I am trying to express a vector defined in global coordinates in different frames using homogeneous transformation matrices.
There are in total 3 frames. Frame 1 lies in the origin and is fixed to the world. Frame 2 is fixed to a floating body, with 6 degrees of freedom. Frame 3 is attached to the same floating body and has only a pure translation with respect to Frame 2.
The vector $R_0$ is the vector that I'm trying to express in Frame 2 to obtain $R_2$. For this I have constructed two homogeneous transformation matrices:
$H_{01} = \begin{bmatrix}R_{01} & T_{01}\\\mathbf{0} & 1\end{bmatrix}$ and $H_{01} = \begin{bmatrix}I & T_{12}\\\mathbf{0} & 1\end{bmatrix}$.
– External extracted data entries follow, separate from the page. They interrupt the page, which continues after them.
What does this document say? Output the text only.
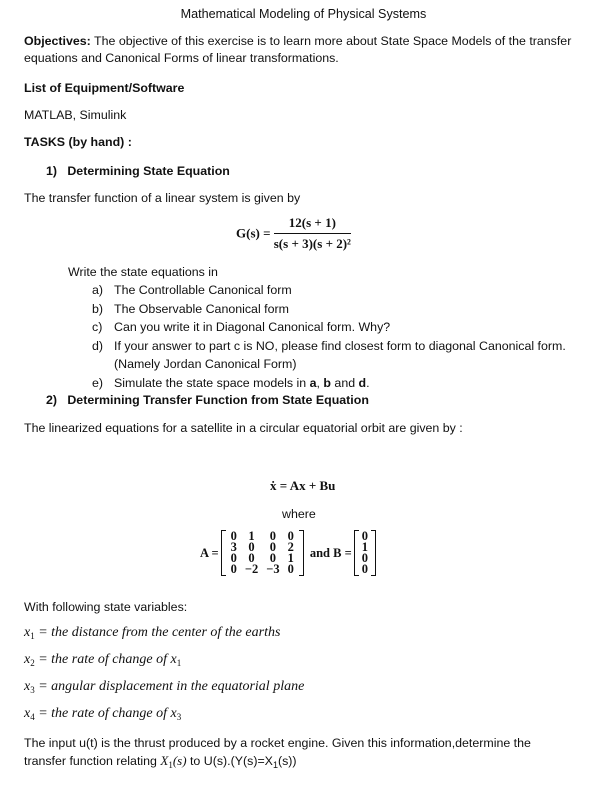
Mathematical Modeling of Physical Systems
Objectives: The objective of this exercise is to learn more about State Space Models of the transfer
equations and Canonical Forms of linear transformations.
List of Equipment/Software
MATLAB, Simulink
TASKS (by hand) :
1) Determining State Equation
The transfer function of a linear system is given by
$G(s) = \frac{12(s + 1)}{\text{s(s + 3)(s + 2)²}}$
Write the state equations in
a) The Controllable Canonical form
b) The Observable Canonical form
c) Can you write it in Diagonal Canonical form. Why?
d) If your answer to part c is NO, please find closest form to diagonal Canonical form.
(Namely Jordan Canonical Form)
e) Simulate the state space models in a, b and d.
2) Determining Transfer Function from State Equation
The linearized equations for a satellite in a circular equatorial orbit are given by :
ẋ = Ax + Bu
where
A =
0	1	0	0
3	0	0	2
0	0	0	1
0	−2	−3	0
and B =
0
1
0
0
With following state variables:
$x_1$ = the distance from the center of the earths
$x_2$ = the rate of change of $x_1$
$x_3$ = angular displacement in the equatorial plane
$x_4$ = the rate of change of $x_3$
The input u(t) is the thrust produced by a rocket engine. Given this information,determine the
transfer function relating $X_1(s)$ to $U(s).(Y(s)=X_1(s))$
With these transformation matrices i should be able to transform a vector expressed in frame 0 to frame 2. I did this doing the following:
$R_2 = (H_{01}H_{12})^{-1}R_0$
Then I plotted the frames and vector to come to the conclusion that its not quite right whenever I put in a rotation matrix $R_{01}$. To illustrate my situation some images:
If I put $R_{01}$ is equal to anyhting but the identity matrix my vector does not end up in the red dot (the fixed point expressed in world coordinates).
Edit:
From what i can see, the vector that I am obtaining looks correct but is now plotted in global space and not in the frame from which is should be plotted. So basically my question becomes: how can I rotate $R_2$ back in order to plot the vector such that it ends up in the reference point?